The kids are coming up from behind.
I'm losing my edge.
I'm losing my edge to the kids from Turkmenistan and from Accra.
But I was there.
I was there in 1979.
I was there at the first Second Layer show in South London.
I'm losing my edge.
I'm losing my edge to the kids whose footsteps I hear when they get on the decks.
I'm losing my edge to the internet seekers who can tell me every member of every good group from 1964 to 1974.
I'm losing my edge.
To all the kids in Lyon and Mexico City.
I'm losing my edge to the art-school Johannesburg kids in little jackets and borrowed nostalgia for the unremembered nineties.
I'm losing my edge.
I'm losing my edge.
I can hear the footsteps every night on the decks.
But I was there.
I was there in 1976 at the first Chic practice in a loft in New York.

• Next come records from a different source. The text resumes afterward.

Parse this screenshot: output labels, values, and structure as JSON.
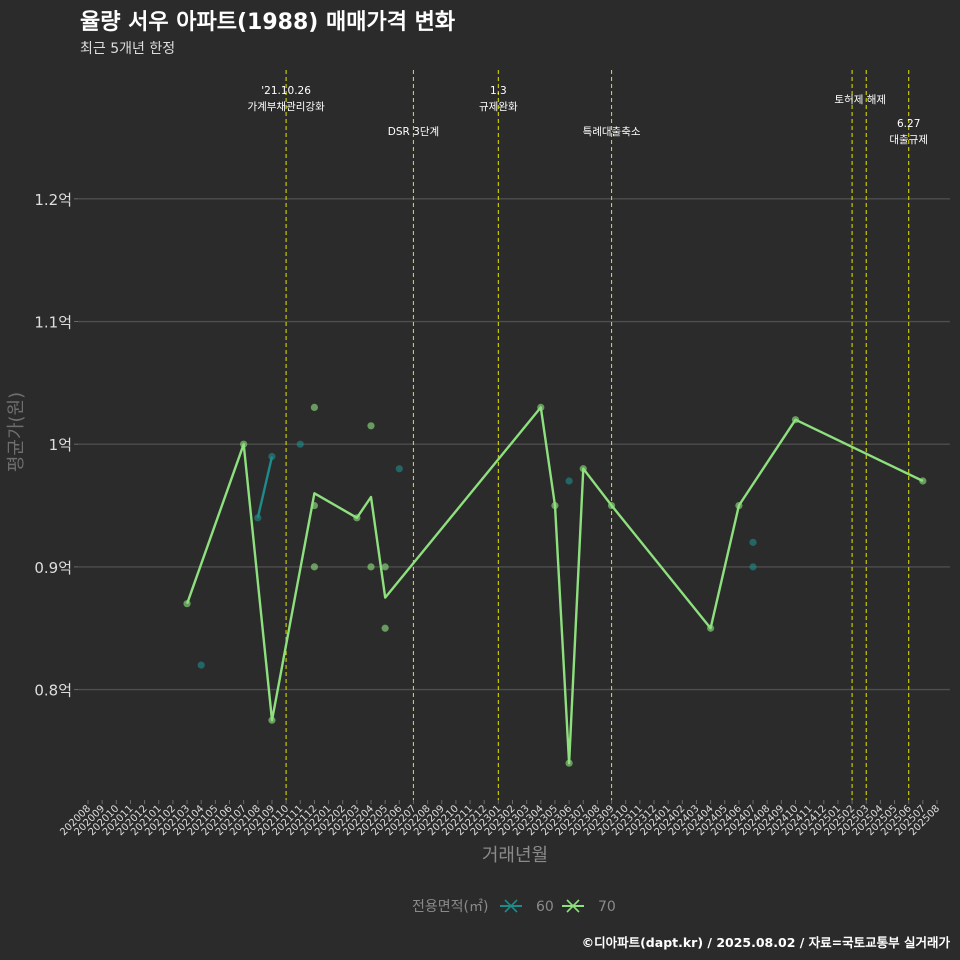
{
  "chart_data": {
    "type": "line",
    "title": "율량 서우 아파트(1988) 매매가격 변화",
    "subtitle": "최근 5개년 한정",
    "xlabel": "거래년월",
    "ylabel": "평균가(원)",
    "ylim": [
      0.71,
      1.305
    ],
    "yticks": [
      {
        "value": 0.8,
        "label": "0.8억"
      },
      {
        "value": 0.9,
        "label": "0.9억"
      },
      {
        "value": 1.0,
        "label": "1억"
      },
      {
        "value": 1.1,
        "label": "1.1억"
      },
      {
        "value": 1.2,
        "label": "1.2억"
      }
    ],
    "months": [
      "202008",
      "202009",
      "202010",
      "202011",
      "202012",
      "202101",
      "202102",
      "202103",
      "202104",
      "202105",
      "202106",
      "202107",
      "202108",
      "202109",
      "202110",
      "202111",
      "202112",
      "202201",
      "202202",
      "202203",
      "202204",
      "202205",
      "202206",
      "202207",
      "202208",
      "202209",
      "202210",
      "202211",
      "202212",
      "202301",
      "202302",
      "202303",
      "202304",
      "202305",
      "202306",
      "202307",
      "202308",
      "202309",
      "202310",
      "202311",
      "202312",
      "202401",
      "202402",
      "202403",
      "202404",
      "202405",
      "202406",
      "202407",
      "202408",
      "202409",
      "202410",
      "202411",
      "202412",
      "202501",
      "202502",
      "202503",
      "202504",
      "202505",
      "202506",
      "202507",
      "202508"
    ],
    "events": [
      {
        "x": 14.0,
        "label": "'21.10.26\n가계부채관리강화",
        "level": 1
      },
      {
        "x": 23.0,
        "label": "DSR 3단계",
        "level": 2
      },
      {
        "x": 29.0,
        "label": "1.3\n규제완화",
        "level": 1
      },
      {
        "x": 37.0,
        "label": "특례대출축소",
        "level": 2
      },
      {
        "x": 54.0,
        "label": "",
        "level": 0
      },
      {
        "x": 55.0,
        "label": "토허제 해제",
        "level": 3
      },
      {
        "x": 58.0,
        "label": "6.27\n대출규제",
        "level": 4
      }
    ],
    "legend": {
      "title": "전용면적(㎡)",
      "position": "bottom"
    },
    "series": [
      {
        "name": "60",
        "color": "#1f8a8a",
        "line": [
          [
            12.0,
            0.94
          ],
          [
            13.0,
            0.99
          ]
        ],
        "points": [
          [
            8.0,
            0.82
          ],
          [
            12.0,
            0.94
          ],
          [
            13.0,
            0.99
          ],
          [
            15.0,
            1.0
          ],
          [
            22.0,
            0.98
          ],
          [
            34.0,
            0.97
          ],
          [
            47.0,
            0.92
          ],
          [
            47.0,
            0.9
          ]
        ]
      },
      {
        "name": "70",
        "color": "#8ee07e",
        "line": [
          [
            7.0,
            0.87
          ],
          [
            11.0,
            1.0
          ],
          [
            13.0,
            0.775
          ],
          [
            16.0,
            0.96
          ],
          [
            19.0,
            0.94
          ],
          [
            20.0,
            0.957
          ],
          [
            21.0,
            0.875
          ],
          [
            32.0,
            1.03
          ],
          [
            33.0,
            0.95
          ],
          [
            34.0,
            0.74
          ],
          [
            35.0,
            0.98
          ],
          [
            37.0,
            0.95
          ],
          [
            44.0,
            0.85
          ],
          [
            46.0,
            0.95
          ],
          [
            50.0,
            1.02
          ],
          [
            59.0,
            0.97
          ]
        ],
        "points": [
          [
            7.0,
            0.87
          ],
          [
            11.0,
            1.0
          ],
          [
            13.0,
            0.775
          ],
          [
            16.0,
            1.03
          ],
          [
            16.0,
            0.95
          ],
          [
            16.0,
            0.9
          ],
          [
            19.0,
            0.94
          ],
          [
            20.0,
            1.015
          ],
          [
            20.0,
            0.9
          ],
          [
            21.0,
            0.9
          ],
          [
            21.0,
            0.85
          ],
          [
            32.0,
            1.03
          ],
          [
            33.0,
            0.95
          ],
          [
            34.0,
            0.74
          ],
          [
            35.0,
            0.98
          ],
          [
            37.0,
            0.95
          ],
          [
            44.0,
            0.85
          ],
          [
            46.0,
            0.95
          ],
          [
            50.0,
            1.02
          ],
          [
            59.0,
            0.97
          ]
        ]
      }
    ]
  },
  "caption": "©디아파트(dapt.kr) / 2025.08.02 / 자료=국토교통부 실거래가",
  "colors": {
    "background": "#2b2b2b",
    "grid": "#4a4a4a",
    "event_line": "#d4d400",
    "text": "#ffffff",
    "muted": "#8a8a8a"
  }
}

I was working on the snare sounds with much patience.
I was there when Holger Czukay started up his first band.
I told him, "Don't do it that way. You'll never make a dime."
I was there.
I was the first guy playing The Red Krayola to the grunge kids.

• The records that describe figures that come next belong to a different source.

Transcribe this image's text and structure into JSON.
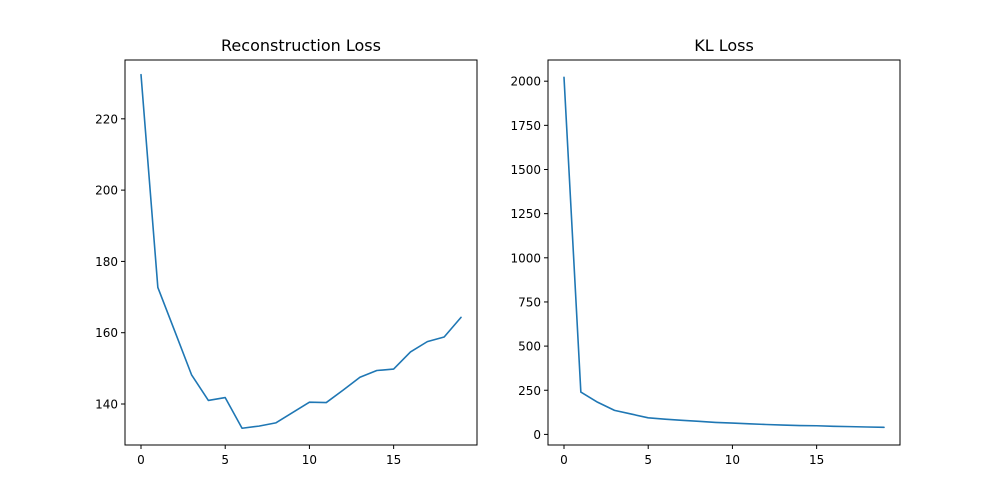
{
  "colors": {
    "line": "#1f77b4"
  },
  "chart_data": [
    {
      "type": "line",
      "title": "Reconstruction Loss",
      "xlabel": "",
      "ylabel": "",
      "xlim": [
        -0.95,
        19.95
      ],
      "ylim": [
        128.5,
        236.5
      ],
      "xticks": [
        0,
        5,
        10,
        15
      ],
      "yticks": [
        140,
        160,
        180,
        200,
        220
      ],
      "grid": false,
      "x": [
        0,
        1,
        2,
        3,
        4,
        5,
        6,
        7,
        8,
        9,
        10,
        11,
        12,
        13,
        14,
        15,
        16,
        17,
        18,
        19
      ],
      "series": [
        {
          "values": [
            232.4,
            172.7,
            160.5,
            148.2,
            141.0,
            141.8,
            133.2,
            133.8,
            134.7,
            137.6,
            140.5,
            140.4,
            143.9,
            147.5,
            149.4,
            149.8,
            154.6,
            157.5,
            158.8,
            164.3
          ]
        }
      ]
    },
    {
      "type": "line",
      "title": "KL Loss",
      "xlabel": "",
      "ylabel": "",
      "xlim": [
        -0.95,
        19.95
      ],
      "ylim": [
        -60,
        2120
      ],
      "xticks": [
        0,
        5,
        10,
        15
      ],
      "yticks": [
        0,
        250,
        500,
        750,
        1000,
        1250,
        1500,
        1750,
        2000
      ],
      "grid": false,
      "x": [
        0,
        1,
        2,
        3,
        4,
        5,
        6,
        7,
        8,
        9,
        10,
        11,
        12,
        13,
        14,
        15,
        16,
        17,
        18,
        19
      ],
      "series": [
        {
          "values": [
            2022,
            240,
            182,
            136,
            115,
            94,
            86,
            80,
            74,
            68,
            64,
            60,
            56,
            53,
            50,
            49,
            46,
            44,
            42,
            40
          ]
        }
      ]
    }
  ]
}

I played it at the Troubador.
Everybody thought I was crazy.
We all know.
I was there.
I was there.
I've never been wrong.
But I'm losing my edge to better-looking people with better ideas and more talent.
And they're actually really, really nice.
I'm losing my edge.
I heard you have a compilation of every good song ever done by anybody.

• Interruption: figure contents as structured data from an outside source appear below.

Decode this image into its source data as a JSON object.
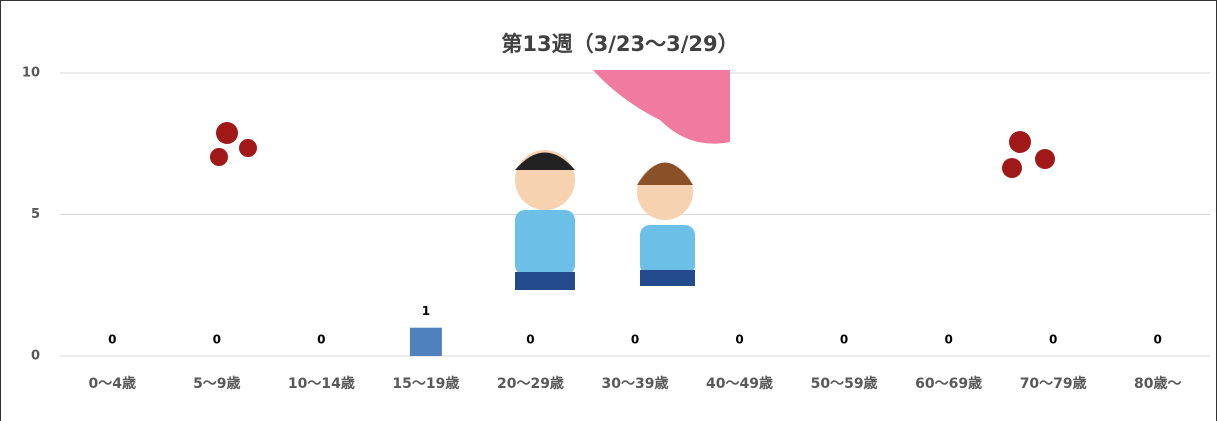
{
  "chart_data": {
    "type": "bar",
    "title": "第13週（3/23～3/29）",
    "categories": [
      "0～4歳",
      "5～9歳",
      "10～14歳",
      "15～19歳",
      "20～29歳",
      "30～39歳",
      "40～49歳",
      "50～59歳",
      "60～69歳",
      "70～79歳",
      "80歳～"
    ],
    "values": [
      0,
      0,
      0,
      1,
      0,
      0,
      0,
      0,
      0,
      0,
      0
    ],
    "color": "#4f81bd",
    "ylim": [
      0,
      10
    ],
    "yticks": [
      0,
      5,
      10
    ],
    "grid": true
  }
}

Every great song by Beasts of Bourbon. All the underground hits.
All Joey Negro tracks. I heard you have a vinyl of every The Men They Couldn't Hang record on German import.
I heard that you have a white label of every seminal grunge hit - 1985, '86, '87.
I heard that you have a CD compilation of every good '70s cut and another box set from the '80s.
I hear you're buying a mellotron and an oboe and are throwing your macbook out the window because you want to make something real. You want to make a Con Funk Shun record.
I hear that you and your band have sold your harpsichord and bought a spring reverb.
I hear that you and your band have sold your spring reverb and bought a harpsichord.
I hear everybody that you know is more relevant than everybody that I know.
But have you seen my records?
Pole,
Tubeway Army,
Robert Wyatt,
Avey Tare & Kría Brekkan,
The Peanut Butter Conspiracy,
Nils Olav,
Faraquet,
Donald Byrd,
Loose Ends,
Maurizio,
Strawberry Alarm Clock,
Scan 7,
Fear,
Goldenarms,
Country Teasers,
The American Breed,
Sticky Fingaz feat. Raekwon,
Section 25,
The Dead C,
Mission of Burma,
Bob Dylan,
John Coltrane,
Girls At Our Best!,
Angels of Light & Akron/Family,
The Pretty Things,
Avey Tare's Slasher Flicks,
Magma,
Public Image Ltd.,
Scott Walker,
Eddi Front,
Marmalade,
Graham Central Station,
Hashim,
Junior Murvin,
Teenage Jesus and the Jerks,
Frankie Knuckles,
Von Mondo,
Icehouse,
Ultravox,
Livin' Joy,
Echospace,
Gang of Four,
Cybotron,
Fatback Band,
Mandrill,
Blossom Toes,
Country Joe & The Fish,
Jacob Miller,
kango's stein massive,
The Dirtbombs,
Little Man,
Barclay James Harvest,
The Flesh Eaters,
10cc,
Chrome,
Barbara Tucker,
Index,
Sam Rivers,
Harpers Bizarre,
Main Source,
Donny Hathaway,
Hardrive,
Deakin, Deakin, Deakin, Deakin.
You don't know what you really want.
You don't know what you really want.
You don't know what you really want.
You don't know what you really want.
You don't know what you really want.
You don't know what you really want.
You don't know what you really want.
You don't know what you really want.
You don't know what you really want.
You don't know what you really want.
You don't know what you really want.
You don't know what you really want.
You don't know what you really want.
You don't know what you really want.
You don't know what you really want.